PRONOUNCEMENTS that the European Union (EU) is ready to re-engage Zimbabwe are a welcome development because it will see the country shed off its pariah status and return to the global family of nations, especially after reports that Queen Elizabeth II was also keen to have the former British colony return to the Commonwealth club.

Given that President Emmerson Mnangagwa has indicated willingness to chart a new political and economic trajectory from the past, we are hopeful that he will fulfil to the letter conditions that will see Zimbabwe finally return to the family of nations.

Operating in isolation has not been profitable for Zimbabwe given the punishing socio-economic situation that the population has been forced to bear, as the country operated in isolation without the requisite international support.

We have every reason to believe that Mnangagwa will utilise the opportunity that he has for the good of the nation rather than squander it and sink the country into deeper mire.

As the Council of the EU has resolved to engage the new administration with emphasis on economic and political reforms, our prayer is that the urgency and seriousness that Mnangagwa has so far demonstrated on the economic front will also be extended to the political front.

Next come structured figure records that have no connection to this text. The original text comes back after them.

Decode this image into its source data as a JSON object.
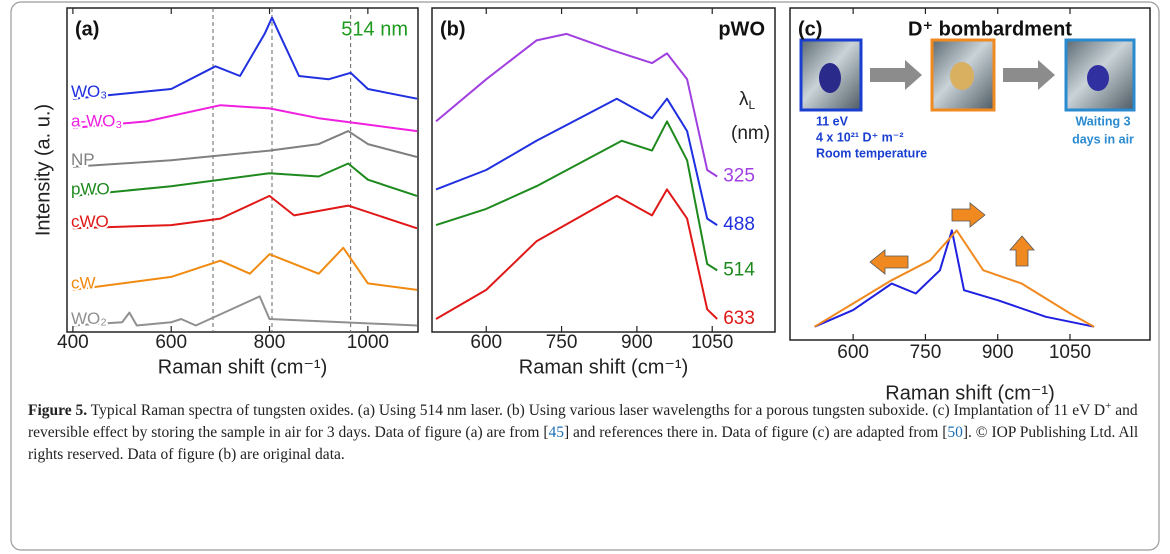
{
  "chart_data": [
    {
      "type": "line",
      "panel_label": "(a)",
      "annotation": "514 nm",
      "annotation_color": "#1e9a1e",
      "xlabel": "Raman shift (cm⁻¹)",
      "ylabel": "Intensity (a. u.)",
      "xlim": [
        388,
        1102
      ],
      "xticks": [
        400,
        600,
        800,
        1000
      ],
      "ylim": [
        0,
        100
      ],
      "vlines": [
        685,
        805,
        965
      ],
      "label_side": "left",
      "series": [
        {
          "name": "WO₃",
          "color": "#2030e0",
          "x": [
            400,
            600,
            690,
            740,
            790,
            805,
            820,
            860,
            920,
            965,
            1000,
            1100
          ],
          "values": [
            72,
            75,
            82,
            79,
            92,
            97,
            92,
            79,
            78,
            80,
            75,
            72
          ]
        },
        {
          "name": "a-WO₃",
          "color": "#f020e0",
          "x": [
            400,
            550,
            700,
            800,
            900,
            1000,
            1100
          ],
          "values": [
            63,
            65,
            70,
            69,
            66,
            64,
            62
          ]
        },
        {
          "name": "NP",
          "color": "#808080",
          "x": [
            400,
            600,
            800,
            900,
            960,
            1000,
            1100
          ],
          "values": [
            51,
            53,
            56,
            58,
            62,
            58,
            54
          ]
        },
        {
          "name": "pWO",
          "color": "#1e8a1e",
          "x": [
            400,
            600,
            800,
            900,
            960,
            1000,
            1100
          ],
          "values": [
            42,
            45,
            49,
            48,
            52,
            47,
            42
          ]
        },
        {
          "name": "cWO",
          "color": "#e01818",
          "x": [
            400,
            600,
            700,
            800,
            850,
            960,
            1100
          ],
          "values": [
            32,
            33,
            35,
            42,
            36,
            39,
            32
          ]
        },
        {
          "name": "cW",
          "color": "#f08a10",
          "x": [
            400,
            600,
            700,
            760,
            800,
            900,
            950,
            1000,
            1100
          ],
          "values": [
            13,
            17,
            22,
            18,
            24,
            18,
            26,
            15,
            13
          ]
        },
        {
          "name": "WO₂",
          "color": "#909090",
          "x": [
            400,
            500,
            515,
            530,
            600,
            620,
            650,
            780,
            800,
            1100
          ],
          "values": [
            2,
            3,
            6,
            2,
            3,
            4,
            2,
            11,
            4,
            2
          ]
        }
      ]
    },
    {
      "type": "line",
      "panel_label": "(b)",
      "annotation": "pWO",
      "annotation_color": "#111111",
      "legend_title": {
        "symbol": "λ",
        "subscript": "L",
        "unit": "(nm)"
      },
      "xlabel": "Raman shift (cm⁻¹)",
      "xlim": [
        492,
        1175
      ],
      "xticks": [
        600,
        750,
        900,
        1050
      ],
      "ylim": [
        0,
        100
      ],
      "label_side": "right",
      "series": [
        {
          "name": "325",
          "color": "#a040e0",
          "x": [
            500,
            600,
            700,
            760,
            850,
            930,
            960,
            1000,
            1040,
            1060
          ],
          "values": [
            65,
            78,
            90,
            92,
            87,
            83,
            86,
            78,
            50,
            48
          ]
        },
        {
          "name": "488",
          "color": "#2030e0",
          "x": [
            500,
            600,
            700,
            860,
            930,
            960,
            1000,
            1040,
            1060
          ],
          "values": [
            44,
            50,
            59,
            72,
            66,
            72,
            62,
            35,
            33
          ]
        },
        {
          "name": "514",
          "color": "#1e8a1e",
          "x": [
            500,
            600,
            700,
            870,
            930,
            960,
            1000,
            1040,
            1060
          ],
          "values": [
            33,
            38,
            45,
            59,
            56,
            65,
            53,
            21,
            19
          ]
        },
        {
          "name": "633",
          "color": "#e01818",
          "x": [
            500,
            600,
            700,
            860,
            930,
            960,
            1000,
            1040,
            1060
          ],
          "values": [
            4,
            13,
            28,
            42,
            36,
            44,
            35,
            7,
            4
          ]
        }
      ]
    },
    {
      "type": "line",
      "panel_label": "(c)",
      "title": "D⁺ bombardment",
      "notes": [
        "11 eV",
        "4 x 10²¹ D⁺ m⁻²",
        "Room temperature"
      ],
      "notes_color": "#1a3fd0",
      "notes2": [
        "Waiting 3",
        "days in air"
      ],
      "notes2_color": "#2a8ad0",
      "xlabel": "Raman shift (cm⁻¹)",
      "xlim": [
        469,
        1216
      ],
      "xticks": [
        600,
        750,
        900,
        1050
      ],
      "ylim": [
        0,
        100
      ],
      "series": [
        {
          "color": "#2020e0",
          "x": [
            520,
            600,
            680,
            730,
            780,
            805,
            830,
            900,
            1000,
            1100
          ],
          "values": [
            4,
            9,
            17,
            14,
            21,
            33,
            15,
            12,
            7,
            4
          ]
        },
        {
          "color": "#f08a20",
          "x": [
            520,
            600,
            680,
            760,
            815,
            870,
            950,
            1050,
            1100
          ],
          "values": [
            4,
            11,
            18,
            24,
            33,
            21,
            17,
            8,
            4
          ]
        }
      ]
    }
  ],
  "caption": [
    {
      "text": "Figure 5.",
      "style": "bold"
    },
    {
      "text": " Typical Raman spectra of tungsten oxides. (a) Using 514 nm laser. (b) Using various laser wavelengths for a porous tungsten suboxide. (c) Implantation of 11 eV D"
    },
    {
      "text": "+",
      "style": "sup"
    },
    {
      "text": " and reversible effect by storing the sample in air for 3 days. Data of figure (a) are from ["
    },
    {
      "text": "45",
      "style": "ref"
    },
    {
      "text": "] and references there in. Data of figure (c) are adapted from ["
    },
    {
      "text": "50",
      "style": "ref"
    },
    {
      "text": "]. © IOP Publishing Ltd. All rights reserved. Data of figure (b) are original data."
    }
  ]
}
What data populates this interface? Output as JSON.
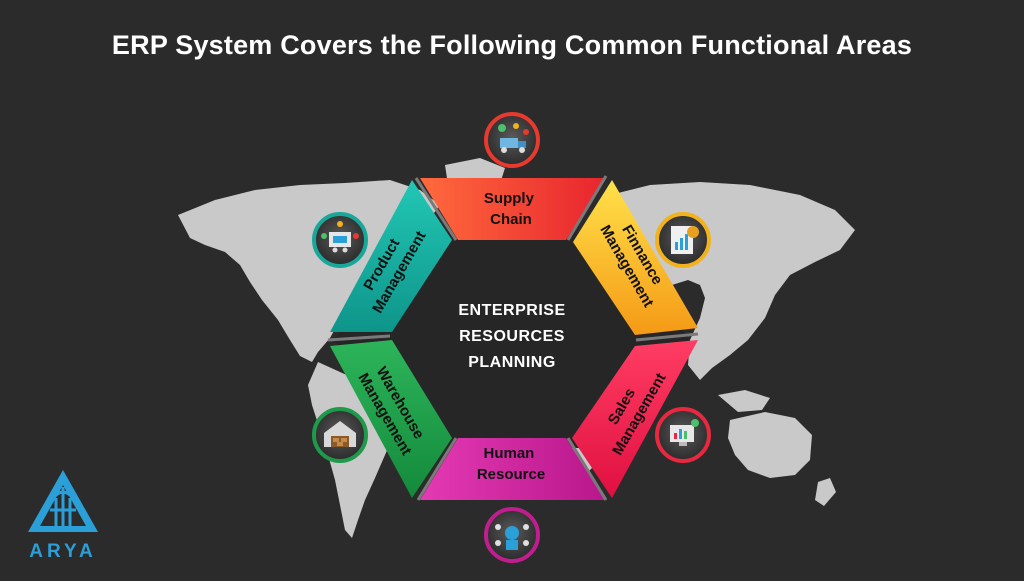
{
  "title": "ERP System Covers the Following Common Functional Areas",
  "center": {
    "line1": "ENTERPRISE",
    "line2": "RESOURCES",
    "line3": "PLANNING"
  },
  "segments": [
    {
      "id": "supply-chain",
      "lines": [
        "Supply",
        "Chain"
      ],
      "color_a": "#ff6a3d",
      "color_b": "#e8252e"
    },
    {
      "id": "finance-management",
      "lines": [
        "Finnance",
        "Management"
      ],
      "color_a": "#ffe14a",
      "color_b": "#f59a16"
    },
    {
      "id": "sales-management",
      "lines": [
        "Sales",
        "Management"
      ],
      "color_a": "#ff3d63",
      "color_b": "#e01040"
    },
    {
      "id": "human-resource",
      "lines": [
        "Human",
        "Resource"
      ],
      "color_a": "#e43ab3",
      "color_b": "#b9178c"
    },
    {
      "id": "warehouse-management",
      "lines": [
        "Warehouse",
        "Management"
      ],
      "color_a": "#2db45a",
      "color_b": "#138a3b"
    },
    {
      "id": "product-management",
      "lines": [
        "Product",
        "Management"
      ],
      "color_a": "#22c7b5",
      "color_b": "#0e958a"
    }
  ],
  "icons": [
    {
      "name": "supply-chain-icon",
      "ring": "#e8392e"
    },
    {
      "name": "finance-report-icon",
      "ring": "#f2b21d"
    },
    {
      "name": "sales-dashboard-icon",
      "ring": "#e8283f"
    },
    {
      "name": "team-people-icon",
      "ring": "#c01e8e"
    },
    {
      "name": "warehouse-icon",
      "ring": "#1f9a4a"
    },
    {
      "name": "product-cart-icon",
      "ring": "#17a89a"
    }
  ],
  "logo": {
    "text": "ARYA",
    "color": "#2a9fd8"
  },
  "colors": {
    "background": "#2b2b2b",
    "map": "#c9c9c9",
    "hex_center": "#2a2a2a"
  }
}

It is not yet clear whether the Zanu PF government will be able to address concerns around electoral reforms raised by the opposition and other key stakeholders ahead of the crucial harmonised elections, but our hope is that the necessary electoral reforms would have been effected by that time. Indeed, peaceful, inclusive, credible and transparent elections are critical and they should be seen as such by all stakeholders.

One critical step in that regard is to welcome international observers upon whose reports the international community will make its informed decision on whether or not Zimbabwe is fully repentant by fully embracing and effecting the necessary electoral reforms.